In a place exceeding all that may be measurable or perceivable to any inhabitant of creation, 
The multitudes of parallel existences are scattered in vast.
Long before ever consisting of imagination having by any stretch been animated,
The Bee combs across the array of potentials as of yet not realized,
pollenating in accordance with whims I dare not ascertain to fathom.
Voids of vastness enclosed captive by factors that adhere to the laws of a Higher Nature at times beginning,
bursting into cosmos of conscious creatures ever evolving unto the prepurposed motif desire blooms animate, what likely extends beyond animation.
I suppose it so as so might be that The Reaper returns to enjoin arms unto our Apollon at times end,
quite ignorant of even slight inklings of attribution bestowable to This Colony.
Exists Is further than wherever I may roam.

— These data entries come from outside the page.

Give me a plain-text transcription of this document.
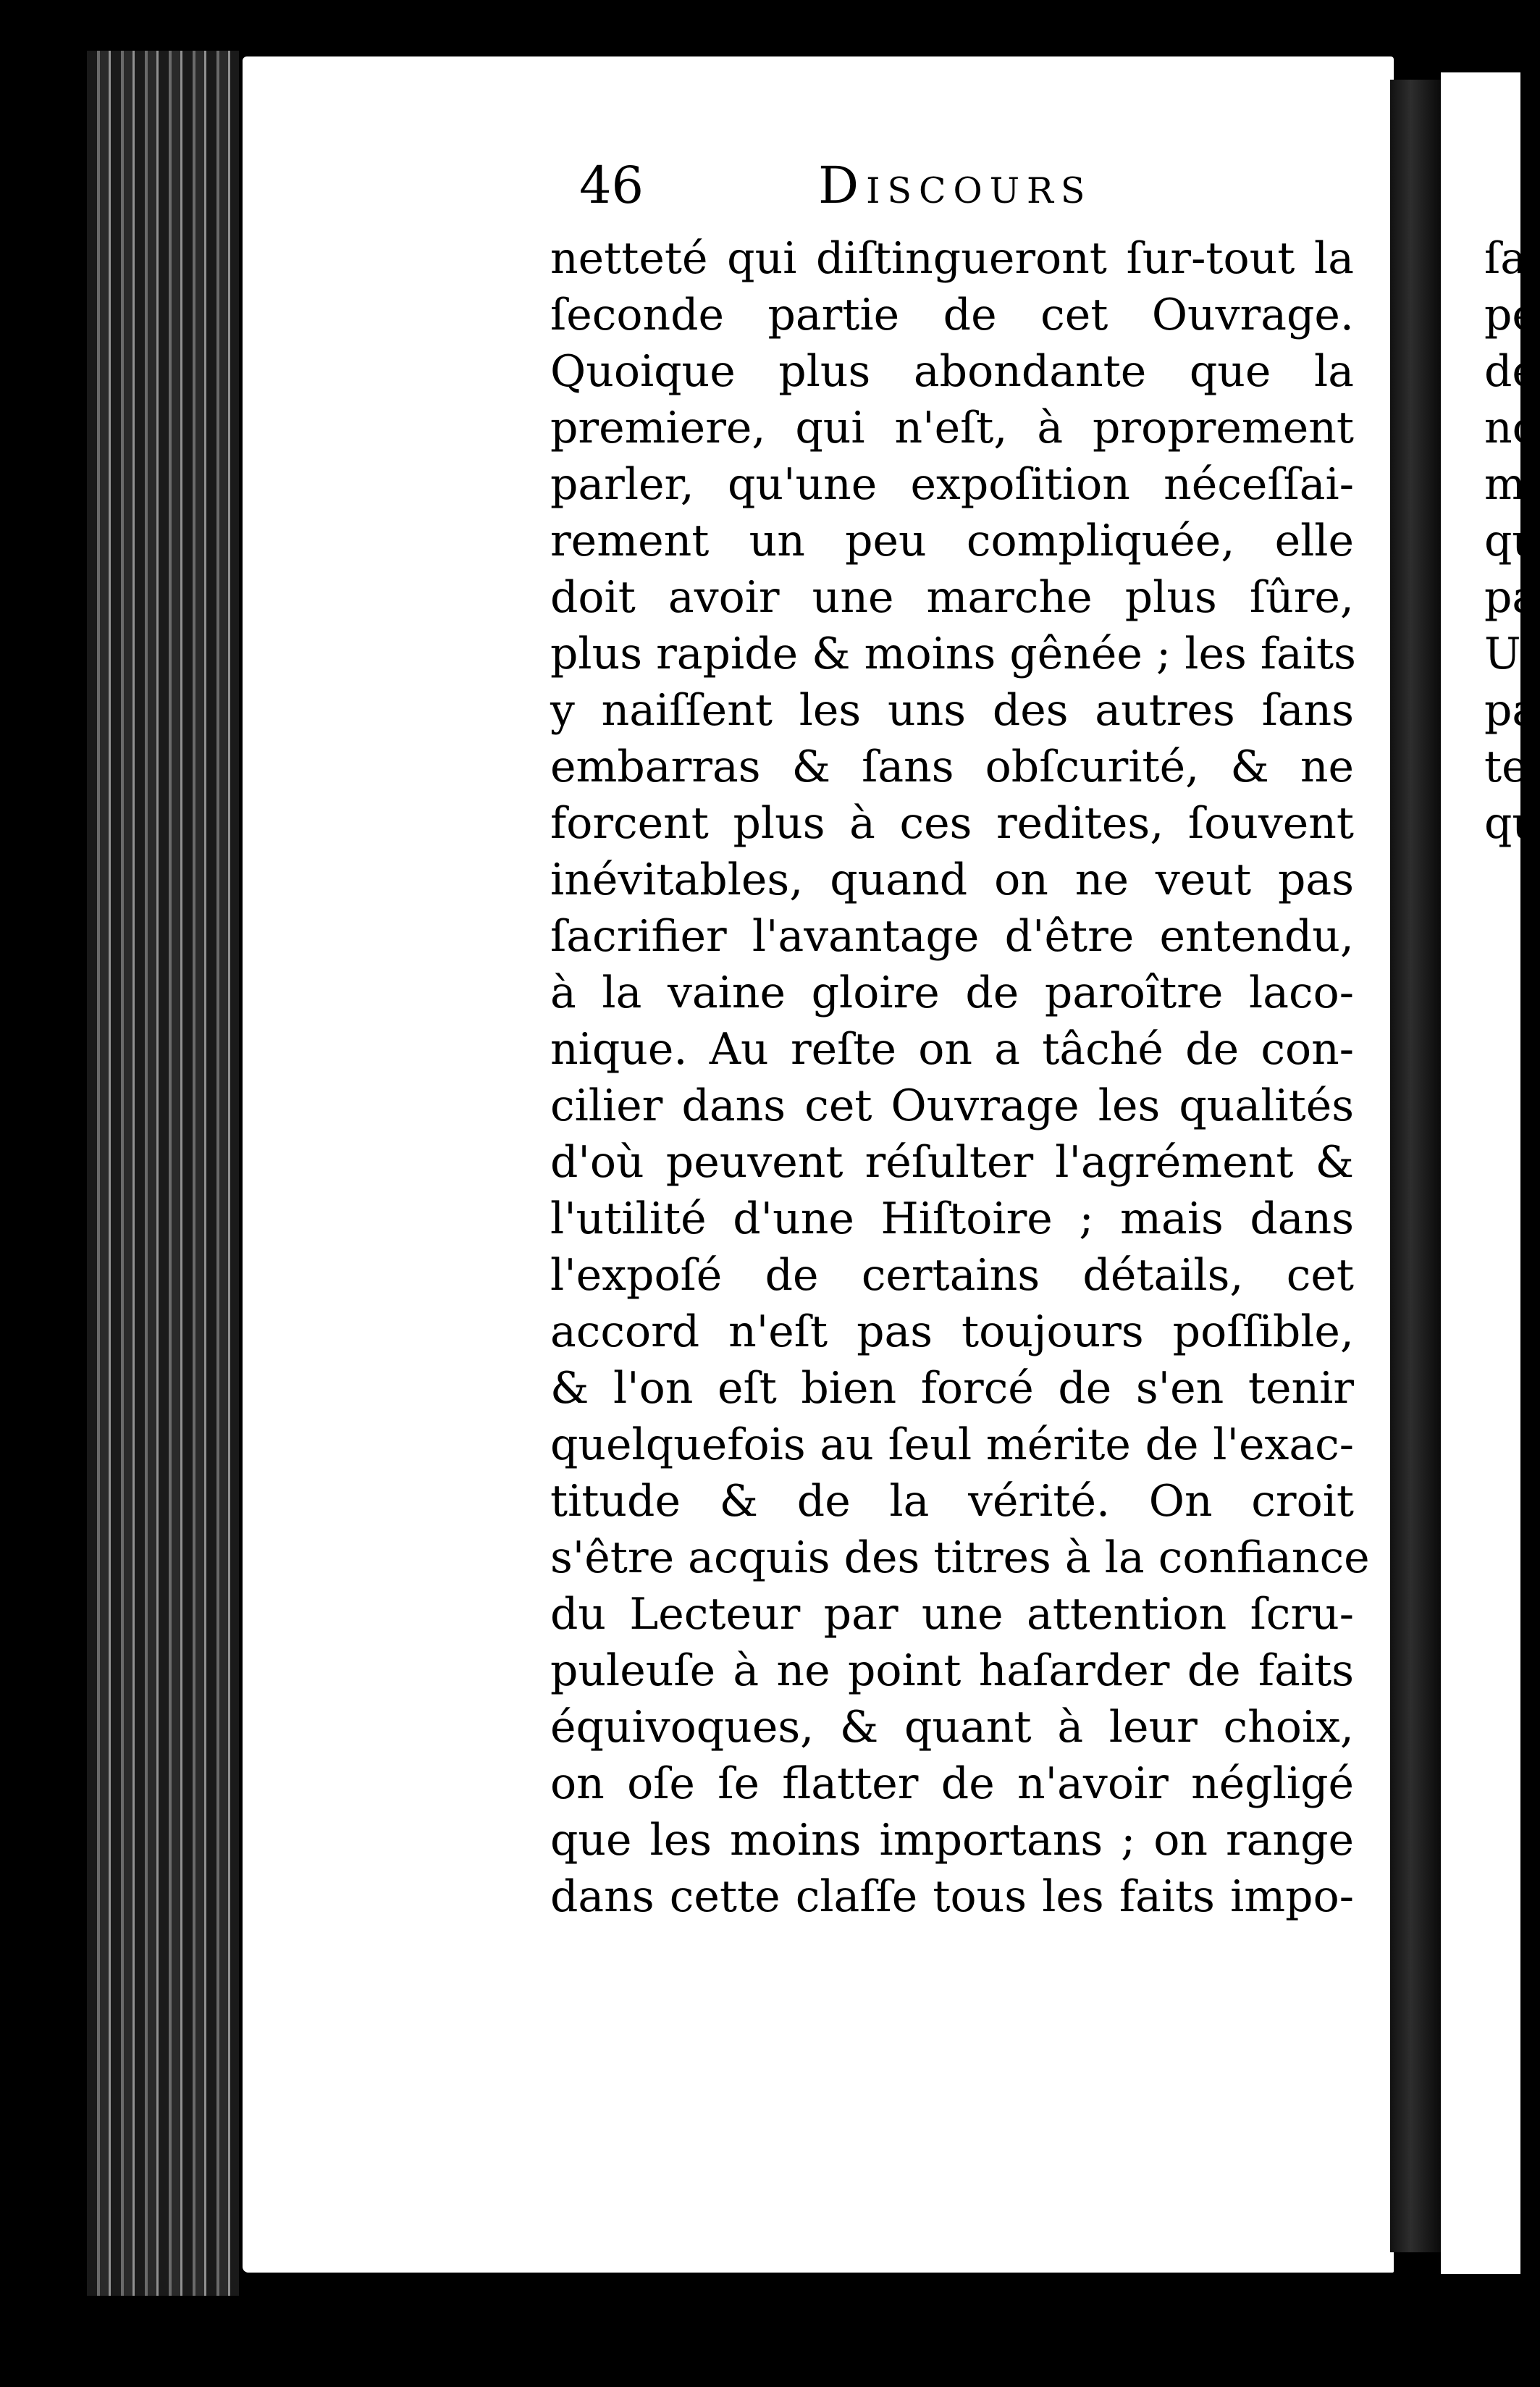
46	Discours
netteté qui diſtingueront ſur-tout la
ſeconde partie de cet Ouvrage.
Quoique plus abondante que la
premiere, qui n'eſt, à proprement
parler, qu'une expoſition néceſſai-
rement un peu compliquée, elle
doit avoir une marche plus ſûre,
plus rapide & moins gênée ; les faits
y naiſſent les uns des autres ſans
embarras & ſans obſcurité, & ne
forcent plus à ces redites, ſouvent
inévitables, quand on ne veut pas
ſacrifier l'avantage d'être entendu,
à la vaine gloire de paroître laco-
nique. Au reſte on a tâché de con-
cilier dans cet Ouvrage les qualités
d'où peuvent réſulter l'agrément &
l'utilité d'une Hiſtoire ; mais dans
l'expoſé de certains détails, cet
accord n'eſt pas toujours poſſible,
& l'on eſt bien forcé de s'en tenir
quelquefois au ſeul mérite de l'exac-
titude & de la vérité. On croit
s'être acquis des titres à la confiance
du Lecteur par une attention ſcru-
puleuſe à ne point haſarder de faits
équivoques, & quant à leur choix,
on oſe ſe flatter de n'avoir négligé
que les moins importans ; on range
dans cette claſſe tous les faits impo-
ſa
pe
de
nc
m
qu
pa
U
pa
te
qu
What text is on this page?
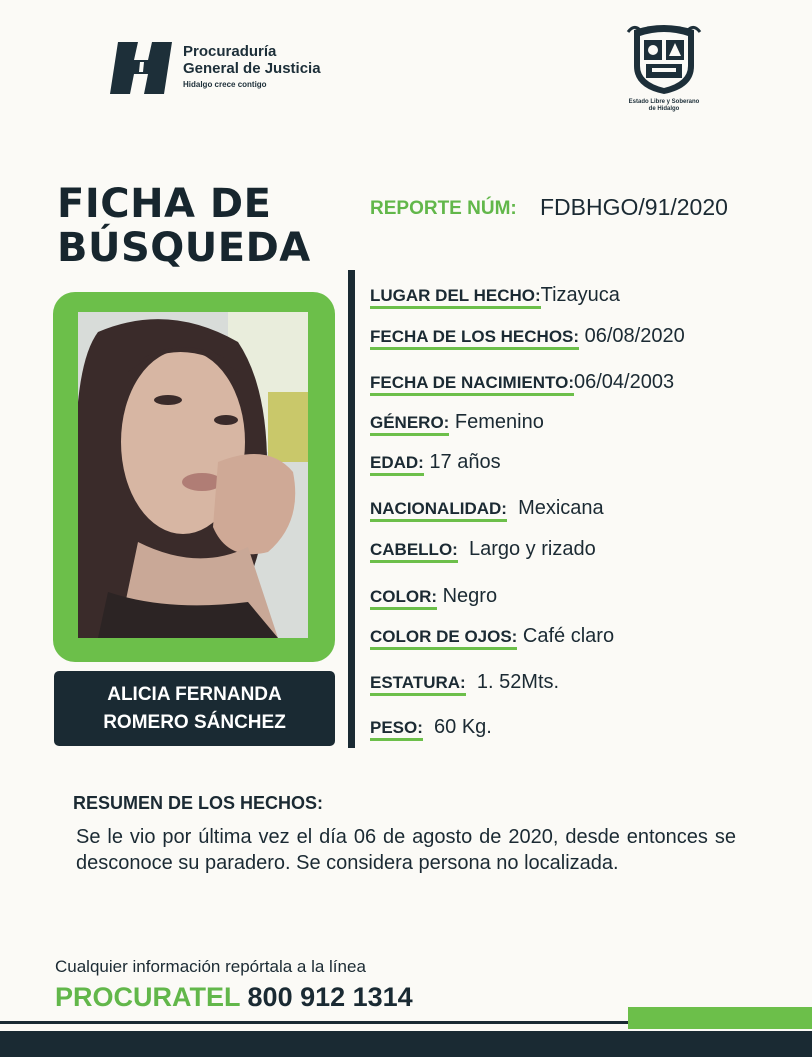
Procuraduría
General de Justicia
Hidalgo crece contigo
Estado Libre y Soberano
de Hidalgo
FICHA DE
BÚSQUEDA
REPORTE NÚM: FDBHGO/91/2020
ALICIA FERNANDA
ROMERO SÁNCHEZ
LUGAR DEL HECHO:Tizayuca
FECHA DE LOS HECHOS: 06/08/2020
FECHA DE NACIMIENTO:06/04/2003
GÉNERO: Femenino
EDAD: 17 años
NACIONALIDAD: Mexicana
CABELLO: Largo y rizado
COLOR: Negro
COLOR DE OJOS: Café claro
ESTATURA: 1. 52Mts.
PESO: 60 Kg.
RESUMEN DE LOS HECHOS:
Se le vio por última vez el día 06 de agosto de 2020, desde entonces se desconoce su paradero. Se considera persona no localizada.
Cualquier información repórtala a la línea
PROCURATEL 800 912 1314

Eve's nigh'ng excruciation through times creation deemed worthy of a cause incomprehensible,
my fate lay unknown as I lay groaning amidst the plethora of anguish experienced by people's both now and then,
at least when the beloved honey apple of eyes all seeing dawns,
pain ends.
Whether I go on or not to mysteries anew is neither a knowledge or a preference that my ability can any longer muster ambitioning toward.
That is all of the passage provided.